Что сказать, конечно, мне стало лестно, что в отличие от остальных я вею на Милу свежестью, – я даже неловко себя почувствовал. Неловкость была пропитана приторным, сиропным привкусом. Видимо, поэтому я решил тему собственной свежести не развивать, а вернуться к теме искусства.
– В самом деле, получается, что искусство и реализм – две вещи несовместные, как гений и злодейство.
– Что? – не поняла перехода Мила.
– Так у Пушкина в «Маленьких трагедиях». Моцарт говорит Сальери, что гений и злодейство две вещи несовместные, – пояснил я свою неловкую ассоциацию. – Аналогично и реализм с искусством несовместны. Ведь выходит, что чем больше удаленность от жизни, чем больше в искусстве искусственности, тем оно натуральнее. А у нас единственное разрешенное законом искусство – социалистический реализм. А в нем вообще никакой искусственности нет, она ему по определению не полагается. Значит, получается, что он к искусству не имеет никакого отношения.
Мила промолчала в ответ, наверно, дорога требовала предельного внимания.
– Получается, что под искусством понимается отход от реальности, выход на какой-то новый, не опробованный ранее виток. Иными словами, фантазия художника ценится выше, чем простое жизнеописательное повествование. Но фантазия опасна, она может выйти из-под контроля, может привести к непредвиденным последствиям. Многие ее боятся, особенно власть. Вот и насаждают приземленный, предсказуемый реализм.
Я замолчал, я и так высказался по полной, даже, похоже, перевыполнил план. Пора было охлынуть, передохнуть.
– Есть еще слово «искусный», – как бы ненароком, как бы походя заметила Мила. Такого поворота я не ожидал. Получалось, что вся моя красивая, только что выстроенная теория рушилась прямо на глазах. И все из-за одного не замеченного мной слова. Пришлось выкручиваться.
– Я, конечно, не филолог, не лингвист, но, думаю, слово «искусный» имеет иную природу. Оно скорее от слов «искус», «искуситель».
– Для тебя это важно?
– Что? – переспросил я.
– Реализм, свобода творчества, отход от действительности. Вообще все, о чем ты сейчас говорил.
Я задумался, я и сам не знал. Мы как раз остановились на светофоре, красный луч пробивал мрачную, уже почти ночную, сгущенную синеву слишком интенсивным, слишком искусственным световым потоком. Хотя искусством не являлся.

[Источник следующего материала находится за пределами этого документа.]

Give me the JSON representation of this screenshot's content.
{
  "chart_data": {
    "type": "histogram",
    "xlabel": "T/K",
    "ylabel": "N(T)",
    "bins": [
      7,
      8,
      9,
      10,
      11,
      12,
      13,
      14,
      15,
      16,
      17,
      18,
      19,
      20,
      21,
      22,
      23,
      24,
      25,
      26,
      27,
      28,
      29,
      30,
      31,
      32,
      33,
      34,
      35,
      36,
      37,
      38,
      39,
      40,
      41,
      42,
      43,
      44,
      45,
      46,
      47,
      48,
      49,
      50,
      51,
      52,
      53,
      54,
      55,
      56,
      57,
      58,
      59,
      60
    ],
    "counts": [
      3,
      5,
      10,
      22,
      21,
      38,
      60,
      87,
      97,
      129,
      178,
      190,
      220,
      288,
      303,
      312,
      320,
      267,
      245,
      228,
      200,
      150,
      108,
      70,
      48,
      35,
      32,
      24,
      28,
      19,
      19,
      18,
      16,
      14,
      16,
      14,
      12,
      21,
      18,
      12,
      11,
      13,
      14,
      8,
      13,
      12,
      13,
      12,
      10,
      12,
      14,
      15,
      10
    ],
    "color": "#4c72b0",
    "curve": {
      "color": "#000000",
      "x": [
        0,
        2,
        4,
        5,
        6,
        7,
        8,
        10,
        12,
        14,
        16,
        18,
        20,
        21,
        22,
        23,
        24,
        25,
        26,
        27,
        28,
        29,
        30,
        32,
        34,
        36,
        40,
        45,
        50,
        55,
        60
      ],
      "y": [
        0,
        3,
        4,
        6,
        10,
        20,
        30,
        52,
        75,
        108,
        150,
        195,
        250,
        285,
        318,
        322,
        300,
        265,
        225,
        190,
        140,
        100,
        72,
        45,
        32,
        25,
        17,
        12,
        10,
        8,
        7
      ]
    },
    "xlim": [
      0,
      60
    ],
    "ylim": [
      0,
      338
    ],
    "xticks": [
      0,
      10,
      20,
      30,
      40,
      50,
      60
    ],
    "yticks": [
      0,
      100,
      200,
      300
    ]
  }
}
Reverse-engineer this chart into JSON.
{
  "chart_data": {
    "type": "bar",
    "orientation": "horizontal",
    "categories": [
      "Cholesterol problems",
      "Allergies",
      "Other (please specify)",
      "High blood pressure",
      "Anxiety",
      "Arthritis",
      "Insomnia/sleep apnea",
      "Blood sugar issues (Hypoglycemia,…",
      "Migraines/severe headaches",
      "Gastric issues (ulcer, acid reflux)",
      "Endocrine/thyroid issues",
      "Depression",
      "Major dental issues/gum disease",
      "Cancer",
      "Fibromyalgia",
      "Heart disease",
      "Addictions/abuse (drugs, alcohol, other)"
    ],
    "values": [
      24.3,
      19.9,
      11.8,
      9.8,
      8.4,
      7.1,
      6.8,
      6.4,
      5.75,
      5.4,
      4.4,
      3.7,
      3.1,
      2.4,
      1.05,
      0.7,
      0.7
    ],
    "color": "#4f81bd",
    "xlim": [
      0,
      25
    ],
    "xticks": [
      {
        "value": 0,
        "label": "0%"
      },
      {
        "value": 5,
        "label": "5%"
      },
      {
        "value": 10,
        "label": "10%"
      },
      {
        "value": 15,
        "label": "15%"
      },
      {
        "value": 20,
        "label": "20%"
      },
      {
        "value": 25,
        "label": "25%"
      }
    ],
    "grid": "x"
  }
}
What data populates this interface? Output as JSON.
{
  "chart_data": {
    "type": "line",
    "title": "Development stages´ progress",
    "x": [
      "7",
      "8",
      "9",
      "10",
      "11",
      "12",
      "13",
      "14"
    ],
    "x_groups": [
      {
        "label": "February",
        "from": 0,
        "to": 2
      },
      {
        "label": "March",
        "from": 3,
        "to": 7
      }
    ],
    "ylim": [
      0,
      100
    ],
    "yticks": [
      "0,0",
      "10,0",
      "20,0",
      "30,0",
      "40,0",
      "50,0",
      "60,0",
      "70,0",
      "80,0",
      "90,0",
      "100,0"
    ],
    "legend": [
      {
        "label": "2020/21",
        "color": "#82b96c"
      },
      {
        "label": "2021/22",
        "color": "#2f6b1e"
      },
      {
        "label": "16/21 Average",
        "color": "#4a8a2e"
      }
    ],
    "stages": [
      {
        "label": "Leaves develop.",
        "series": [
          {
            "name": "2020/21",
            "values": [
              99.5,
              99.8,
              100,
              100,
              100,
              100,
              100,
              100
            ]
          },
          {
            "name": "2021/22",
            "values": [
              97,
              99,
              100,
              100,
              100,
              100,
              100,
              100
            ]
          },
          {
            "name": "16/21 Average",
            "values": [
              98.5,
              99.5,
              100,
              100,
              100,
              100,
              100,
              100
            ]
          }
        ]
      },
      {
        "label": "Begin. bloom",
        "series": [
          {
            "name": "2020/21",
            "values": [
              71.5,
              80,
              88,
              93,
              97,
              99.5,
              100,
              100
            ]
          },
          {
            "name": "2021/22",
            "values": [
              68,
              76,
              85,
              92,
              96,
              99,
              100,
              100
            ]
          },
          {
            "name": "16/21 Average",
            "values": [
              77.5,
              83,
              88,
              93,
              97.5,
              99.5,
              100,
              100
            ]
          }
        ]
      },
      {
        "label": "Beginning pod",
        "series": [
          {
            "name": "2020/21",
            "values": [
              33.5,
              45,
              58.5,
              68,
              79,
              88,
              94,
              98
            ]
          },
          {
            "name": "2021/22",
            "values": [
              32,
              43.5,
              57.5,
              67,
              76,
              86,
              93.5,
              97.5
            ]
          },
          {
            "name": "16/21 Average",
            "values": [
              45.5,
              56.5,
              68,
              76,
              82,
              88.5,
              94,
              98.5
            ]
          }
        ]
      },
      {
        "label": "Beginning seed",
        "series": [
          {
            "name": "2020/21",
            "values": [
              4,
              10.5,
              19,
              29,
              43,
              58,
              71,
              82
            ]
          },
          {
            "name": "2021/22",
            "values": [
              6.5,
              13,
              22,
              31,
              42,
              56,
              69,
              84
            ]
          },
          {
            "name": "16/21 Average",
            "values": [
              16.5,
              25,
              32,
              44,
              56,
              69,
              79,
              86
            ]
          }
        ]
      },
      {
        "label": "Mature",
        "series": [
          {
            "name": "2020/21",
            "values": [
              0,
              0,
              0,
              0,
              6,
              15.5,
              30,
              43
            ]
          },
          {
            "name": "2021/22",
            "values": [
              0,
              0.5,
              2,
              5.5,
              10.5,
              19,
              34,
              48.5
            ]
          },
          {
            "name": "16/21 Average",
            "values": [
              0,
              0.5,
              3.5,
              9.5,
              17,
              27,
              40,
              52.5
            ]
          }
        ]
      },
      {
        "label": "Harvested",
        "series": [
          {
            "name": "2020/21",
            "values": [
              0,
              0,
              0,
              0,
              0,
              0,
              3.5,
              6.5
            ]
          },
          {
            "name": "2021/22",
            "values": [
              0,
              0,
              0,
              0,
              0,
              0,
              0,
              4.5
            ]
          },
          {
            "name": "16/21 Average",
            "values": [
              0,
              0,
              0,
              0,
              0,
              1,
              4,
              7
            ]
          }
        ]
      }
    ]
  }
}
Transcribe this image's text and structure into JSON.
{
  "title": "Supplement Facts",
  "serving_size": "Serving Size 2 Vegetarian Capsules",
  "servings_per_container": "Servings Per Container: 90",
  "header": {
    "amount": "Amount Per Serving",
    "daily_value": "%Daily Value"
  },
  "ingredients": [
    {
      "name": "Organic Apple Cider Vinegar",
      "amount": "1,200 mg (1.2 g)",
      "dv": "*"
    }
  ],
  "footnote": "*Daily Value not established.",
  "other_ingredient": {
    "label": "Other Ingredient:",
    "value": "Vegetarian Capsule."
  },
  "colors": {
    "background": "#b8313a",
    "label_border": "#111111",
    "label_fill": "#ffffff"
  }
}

– Не знаю, может быть, – предположил я вслух. А потом предположил снова: – Хотя нет, наверное, не важно. Какое мне до всего этого дело? Я так только, развлечь тебя пытаюсь. Свежестью пытаюсь на тебя дуть.
– Смотри, как бы меня не просквозило.
Вот этой, последней фразы я совсем не понял. Я-то думал, что дуть свежестью как раз хорошо, а тут выясняется, что можно и просквозить. Но я не стал вдаваться в подробности, не стал выяснять, возможно, Милочка просто решила скаламбурить и умышленно загнать меня в тупик. В конце концов, мы же последние двадцать минут в слова разные играли, решил я.
За дорогой я особенно не следил и немного удивился, когда мы выехали на Ленинский. Ярко подсвеченный Гагарин грозился немедленно взлететь в небо даже без ракетоносителя.
– Я думал, мы на Кутузовский едем, – засомневался я в правильности маршрута.
– Надо цветы взять, – пояснила водительница. – Сейчас уже нигде не купишь, а дома у меня просто сад благоухающий.
– Так мы к тебе домой? – Я приподнял брови, изменение маршрута было непредвиденным.
– Мы уже почти приехали, – уклончиво ответила Мила.
Мила жила в двухкомнатной квартире на восьмом этаже достаточно нового, светлого дома, как тогда говорили, «улучшенной планировки». Квартира тоже оказалась улучшенной планировки, потолки высокие, окна во всю стену. Впрочем, это в гостиной, как было в спальне, я не знал, меня туда никто пока не приглашал.
Я сел в кресло напротив телевизора. Кресло было слишком мягким, слишком удобным, с какой-то невероятно бархатистой обивкой.